Pleasant Roadside Inn with Rose Garden and Mountain Views
The 9-mile Ojai Valley Trail runs alongside the Ventura River on a route that used to be part of the Ojai Valley railroad. Today, you can bike and jog on a paved section or ride horseback on a woodchip path to see what train passengers used to see: a gorgeous rural landscape surrounded by the forest and mountain ranges. The scene was picture-perfect to legendary director Frank Capra, who used it to represent Shangri-La in his film Lost Horizon.
Ojai Rancho Inn connects directly to the trail via a rose garden, which captures a bit of the serenity found throughout the valley. And much like the town of Ojai, the inn is fairly low-key, made up of cottages and simply decorated rooms with wood-paneled walls.
Every morning, the inn serves a continental breakfast of fresh fruit and house-made waffles. Feel free to unwind in your in-room hot tub or at the onsite sauna after a day of checking out the trails, fishing in the streams of Los Padres National Forest, or visiting Ojai’s local restaurants and shops with the optional scavenger-hunt package.

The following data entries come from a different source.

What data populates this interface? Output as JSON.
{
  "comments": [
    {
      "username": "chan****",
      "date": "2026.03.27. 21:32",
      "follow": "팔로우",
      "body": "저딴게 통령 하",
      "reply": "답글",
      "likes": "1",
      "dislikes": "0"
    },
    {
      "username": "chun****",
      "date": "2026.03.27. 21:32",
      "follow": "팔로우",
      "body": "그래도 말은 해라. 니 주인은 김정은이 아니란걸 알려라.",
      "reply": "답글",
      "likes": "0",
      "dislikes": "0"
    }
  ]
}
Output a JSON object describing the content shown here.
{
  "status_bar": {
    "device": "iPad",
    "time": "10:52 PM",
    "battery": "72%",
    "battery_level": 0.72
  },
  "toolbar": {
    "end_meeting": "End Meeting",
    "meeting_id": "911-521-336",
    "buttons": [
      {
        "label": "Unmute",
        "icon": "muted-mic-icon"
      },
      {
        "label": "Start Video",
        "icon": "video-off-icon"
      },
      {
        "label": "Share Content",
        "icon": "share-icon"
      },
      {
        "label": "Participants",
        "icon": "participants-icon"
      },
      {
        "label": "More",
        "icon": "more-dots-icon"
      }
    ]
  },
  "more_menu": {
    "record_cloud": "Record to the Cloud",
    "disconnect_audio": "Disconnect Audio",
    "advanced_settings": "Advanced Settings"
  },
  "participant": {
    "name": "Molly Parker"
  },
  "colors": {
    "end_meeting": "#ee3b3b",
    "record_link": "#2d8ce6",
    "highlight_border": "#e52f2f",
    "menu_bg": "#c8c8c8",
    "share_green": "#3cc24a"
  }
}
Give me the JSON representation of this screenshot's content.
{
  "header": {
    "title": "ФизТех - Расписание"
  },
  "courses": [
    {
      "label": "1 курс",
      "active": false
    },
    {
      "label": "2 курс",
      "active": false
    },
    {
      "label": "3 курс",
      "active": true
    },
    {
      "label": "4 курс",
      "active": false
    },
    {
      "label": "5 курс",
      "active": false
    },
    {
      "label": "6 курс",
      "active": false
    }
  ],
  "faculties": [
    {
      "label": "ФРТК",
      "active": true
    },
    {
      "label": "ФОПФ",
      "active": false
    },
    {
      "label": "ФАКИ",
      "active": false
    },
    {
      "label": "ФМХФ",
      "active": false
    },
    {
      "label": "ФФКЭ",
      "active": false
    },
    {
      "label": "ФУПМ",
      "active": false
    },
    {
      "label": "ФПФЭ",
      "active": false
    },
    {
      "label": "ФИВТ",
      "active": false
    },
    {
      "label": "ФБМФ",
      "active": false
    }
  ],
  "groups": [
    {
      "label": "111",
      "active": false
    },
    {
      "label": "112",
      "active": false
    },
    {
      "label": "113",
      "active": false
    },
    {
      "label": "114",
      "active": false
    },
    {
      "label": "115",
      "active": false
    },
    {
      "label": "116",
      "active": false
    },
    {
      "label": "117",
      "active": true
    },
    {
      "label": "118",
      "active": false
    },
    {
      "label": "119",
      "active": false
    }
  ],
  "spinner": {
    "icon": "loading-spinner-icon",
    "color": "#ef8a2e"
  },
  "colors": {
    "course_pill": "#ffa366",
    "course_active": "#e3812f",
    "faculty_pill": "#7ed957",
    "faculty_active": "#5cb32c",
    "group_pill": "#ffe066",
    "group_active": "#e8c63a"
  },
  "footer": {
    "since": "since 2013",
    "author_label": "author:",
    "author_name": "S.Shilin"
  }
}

Ojai, California: Artsy Small Town in Peaceful Mountain Valley
On the night before the Fourth of July parade in Ojai, locals stake out the best spots on the road to see the parade floats, park a chair there, and leave it overnight. That’s something that’d be downright impossible to pull off in the urban jungle of Los Angeles, which is located about 1.5 hours southeast. Ojai's Horse Crossing signs, many of which are located near the charming small town’s well-kept bridle paths, would also be missing in the big city.
There's a strong artistic presence here, due in no small part to former resident Beatrice Wood, a renowned sculptor. She worked until her death at age 104. You’re likely to stumble upon the works of local artists hanging on the walls in the area's restaurants and shops. Many artists also open up their studios and galleries to visitors and their art-loving spirit animals.
The area used to be home to the peaceful Chumash tribe, which thought the land's east-west configuration gave it mystical powers. There’s still a spiritual tradition in the area today; numerous metaphysical sects that make a home in Ojai, and there are a number of sites and shops dedicated to holistic healing and meditation.